Already in the seventies this fusion of Punjabi rhythms and lyrics that reflected the difficulties of adaptation of immigrants spread to other areas of Great Britain with a significant presence of population from the Indian subcontinent, being a key nerve center of the neighborhood of Southall Market in London, known as Little India.
However, it is also in this decade that the greatest racial tensions among the Indian immigrants and the skinheads' marches took place that led to enormous violence, producing real pitched battles. When the altercations happened, these events served to unite the different ethnic groups and religions (Hindus, Sikhs and Muslims) in a common cause, and the bhangra helped as an identity element of this community.
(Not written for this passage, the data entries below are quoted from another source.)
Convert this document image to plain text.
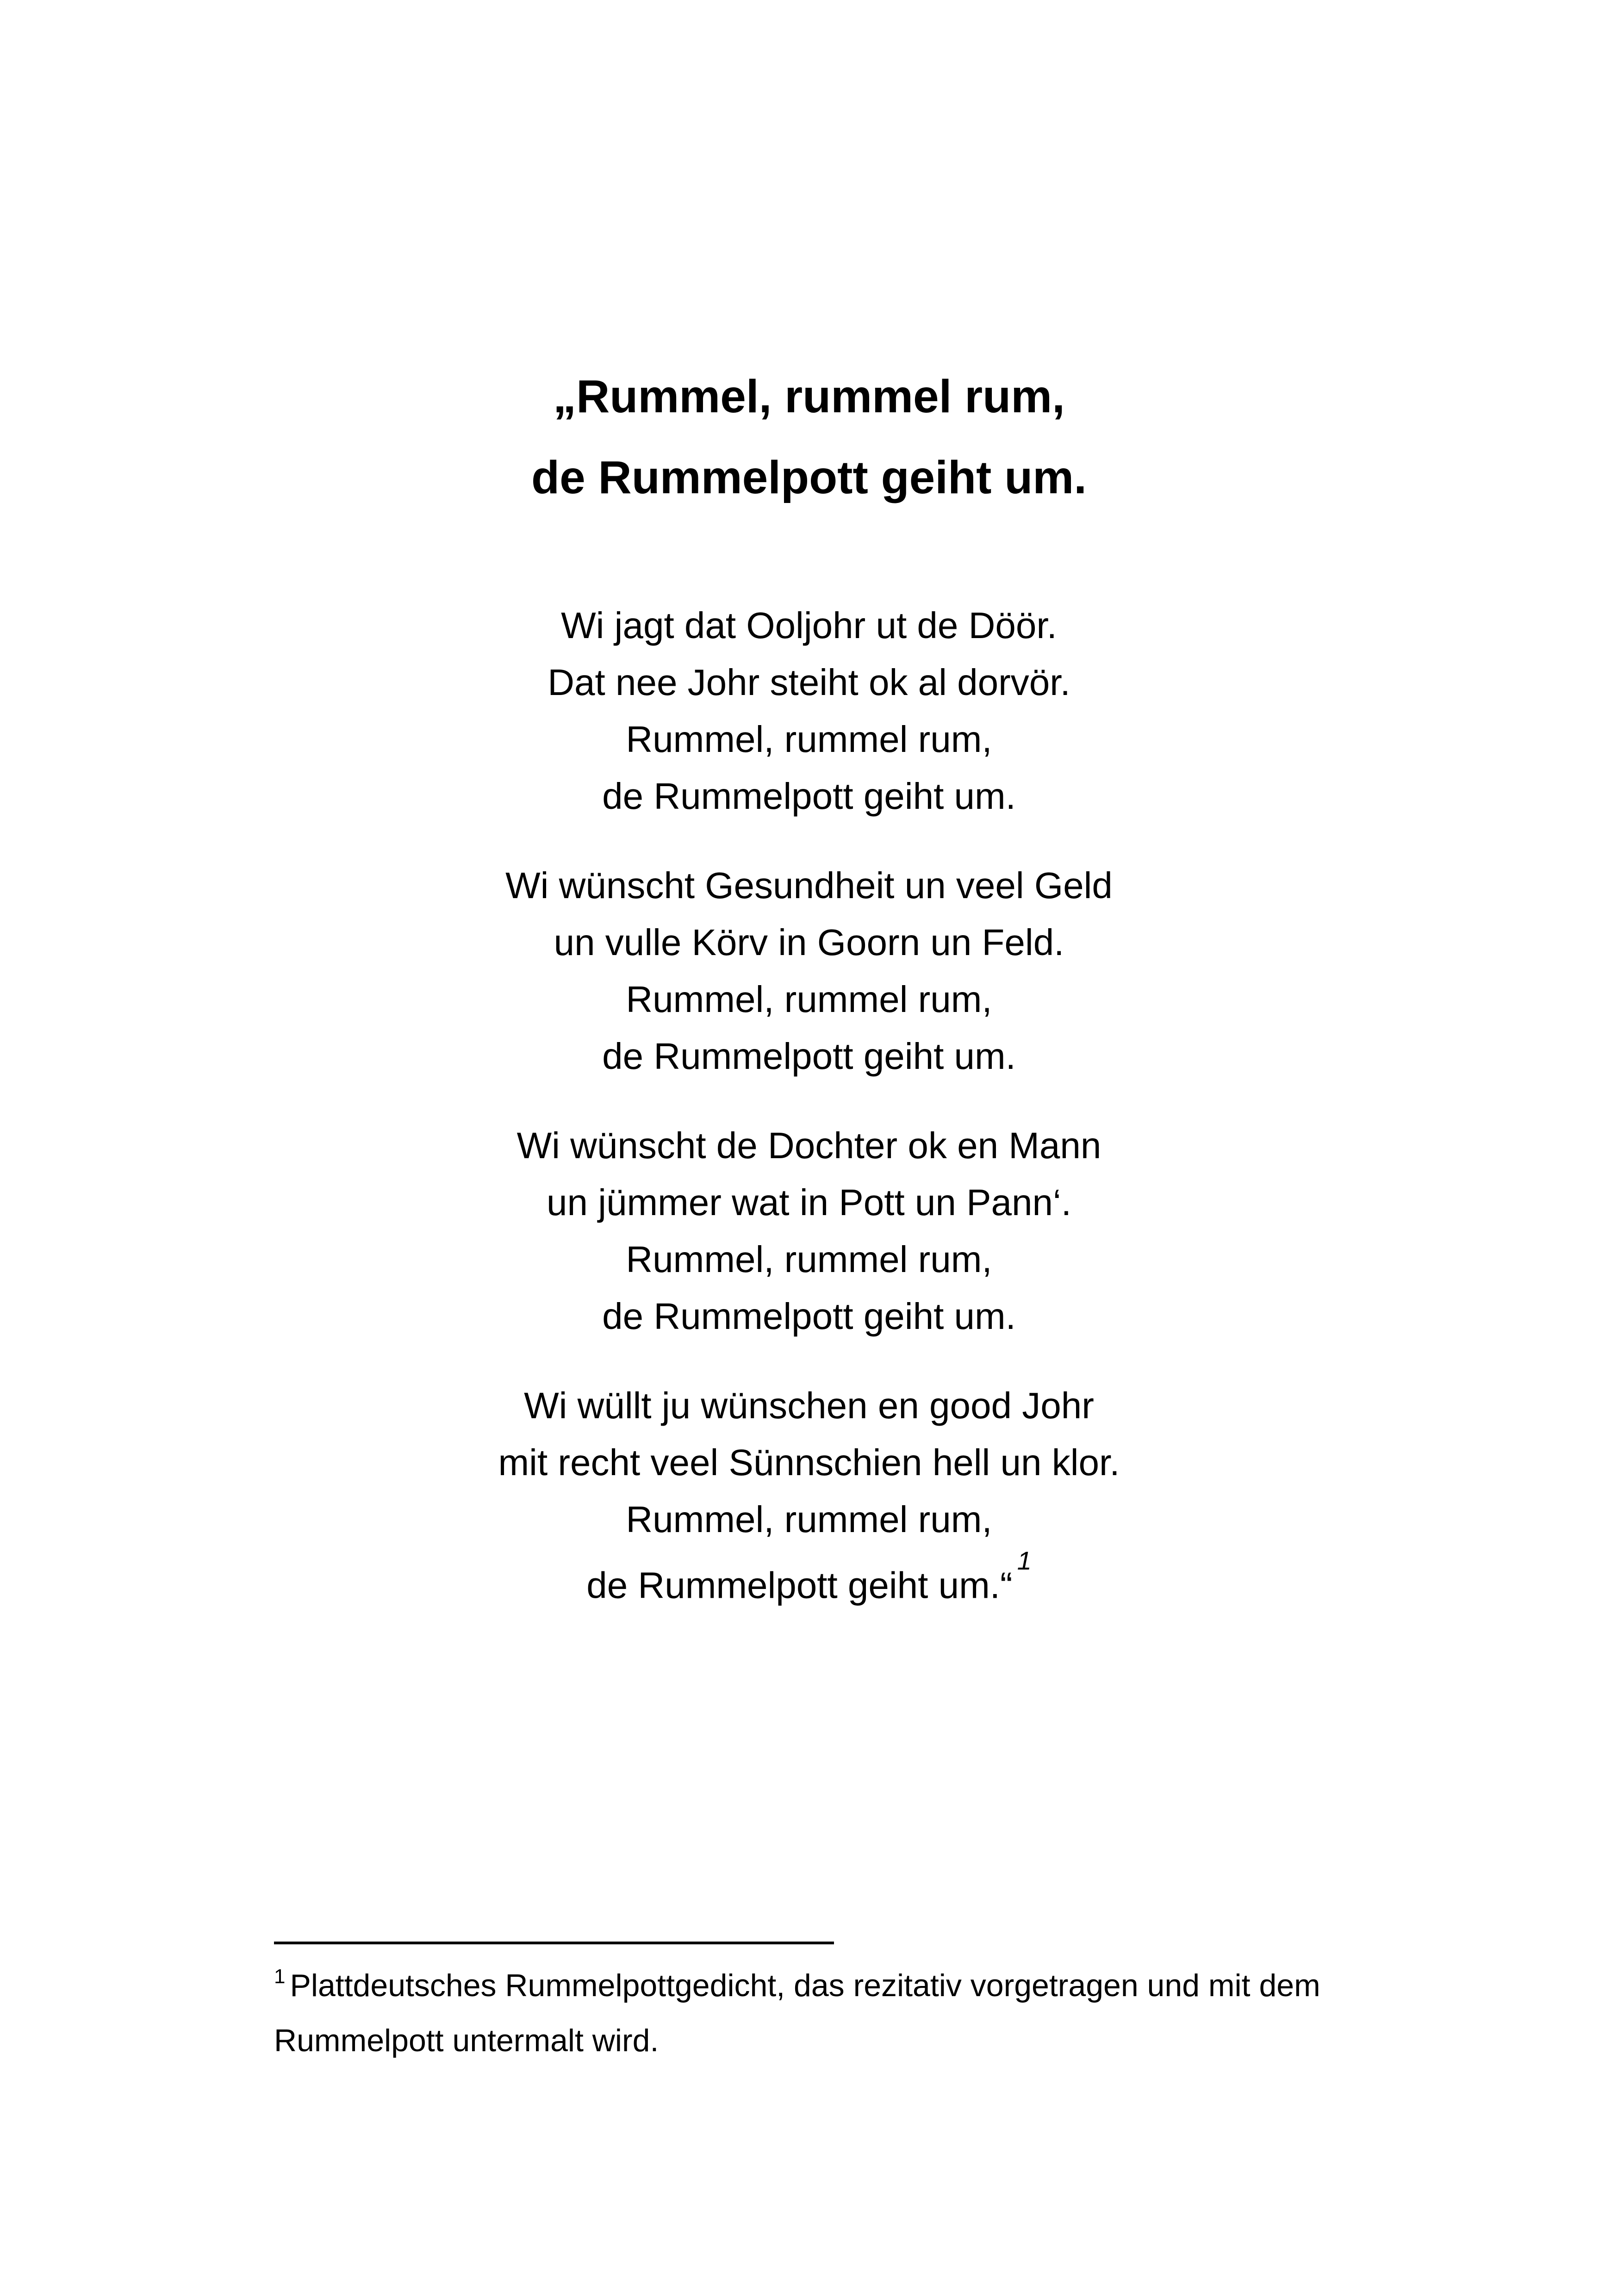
„Rummel, rummel rum,
de Rummelpott geiht um.
Wi jagt dat Ooljohr ut de Döör.
Dat nee Johr steiht ok al dorvör.
Rummel, rummel rum,
de Rummelpott geiht um.
Wi wünscht Gesundheit un veel Geld
un vulle Körv in Goorn un Feld.
Rummel, rummel rum,
de Rummelpott geiht um.
Wi wünscht de Dochter ok en Mann
un jümmer wat in Pott un Pann‘.
Rummel, rummel rum,
de Rummelpott geiht um.
Wi wüllt ju wünschen en good Johr
mit recht veel Sünnschien hell un klor.
Rummel, rummel rum,
de Rummelpott geiht um.“$^1$
$^1$ Plattdeutsches Rummelpottgedicht, das rezitativ vorgetragen und mit dem Rummelpott untermalt wird.
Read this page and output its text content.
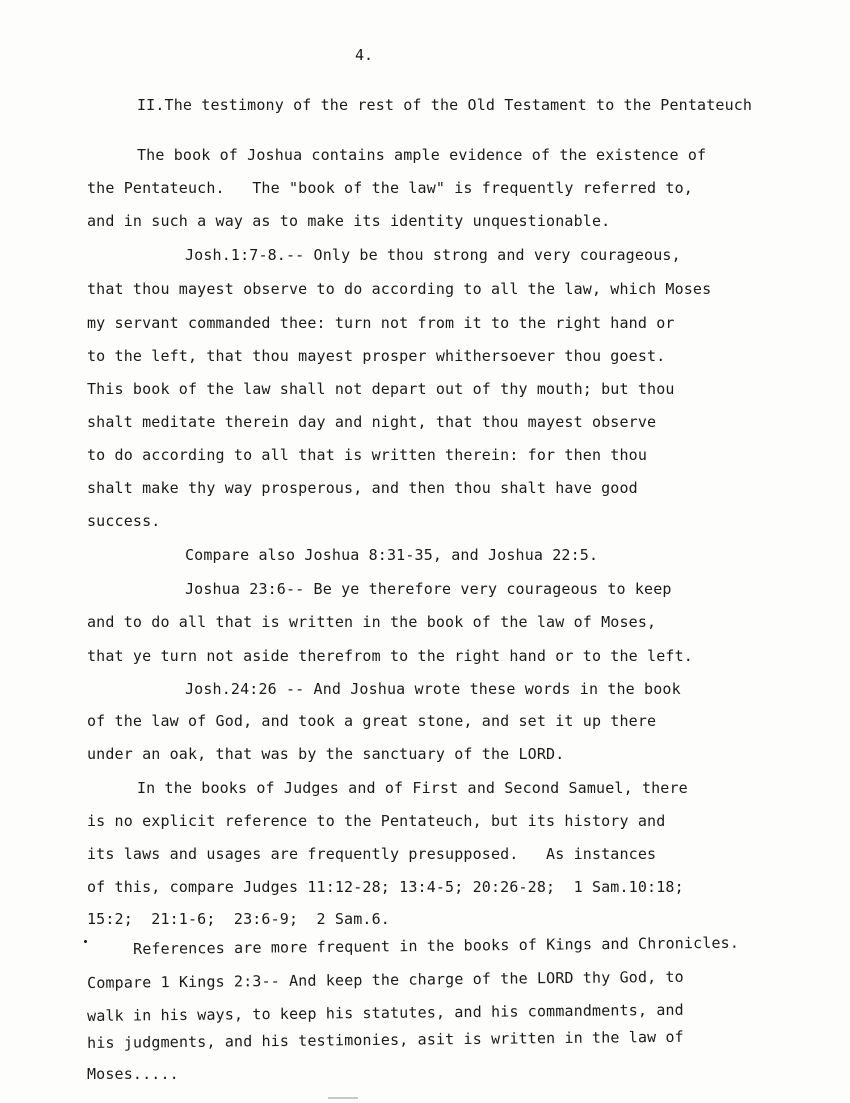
4.
II.The testimony of the rest of the Old Testament to the Pentateuch
The book of Joshua contains ample evidence of the existence of
the Pentateuch.   The "book of the law" is frequently referred to,
and in such a way as to make its identity unquestionable.
Josh.1:7-8.-- Only be thou strong and very courageous,
that thou mayest observe to do according to all the law, which Moses
my servant commanded thee: turn not from it to the right hand or
to the left, that thou mayest prosper whithersoever thou goest.
This book of the law shall not depart out of thy mouth; but thou
shalt meditate therein day and night, that thou mayest observe
to do according to all that is written therein: for then thou
shalt make thy way prosperous, and then thou shalt have good
success.
Compare also Joshua 8:31-35, and Joshua 22:5.
Joshua 23:6-- Be ye therefore very courageous to keep
and to do all that is written in the book of the law of Moses,
that ye turn not aside therefrom to the right hand or to the left.
Josh.24:26 -- And Joshua wrote these words in the book
of the law of God, and took a great stone, and set it up there
under an oak, that was by the sanctuary of the LORD.
In the books of Judges and of First and Second Samuel, there
is no explicit reference to the Pentateuch, but its history and
its laws and usages are frequently presupposed.   As instances
of this, compare Judges 11:12-28; 13:4-5; 20:26-28;  1 Sam.10:18;
15:2;  21:1-6;  23:6-9;  2 Sam.6.
References are more frequent in the books of Kings and Chronicles.
Compare 1 Kings 2:3-- And keep the charge of the LORD thy God, to
walk in his ways, to keep his statutes, and his commandments, and
his judgments, and his testimonies, asit is written in the law of
Moses.....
The most important of this new wave of bhangra groups was undoubtedly Alaap, creators of the song Bhabiye Ni Bhabiye, which became a true generation hymn. The leader of this band, Channi Singh, who is interviewed in the BBC documentary, is even today an authentic legend and cannot walk around Little India without being recognized continuously.
Pumping up the Bhangra
The lyrics of the famous song, Pump Up The Bhangra, speak about a man who asks his sister-in-law to find him a wife similar to her, a custom typical of the Punjabi tradition. It was precisely at weddings in the eighties where bhangra music triumphed, for its own rhythm of celebrations, elevating bands like Heera. Groups like this, thanks to the innovative vision of the producer Deepak Khazanchi, modernized the bhangra by adding synths, basses and guitars, but also a breakthrough style of the Glam Rock.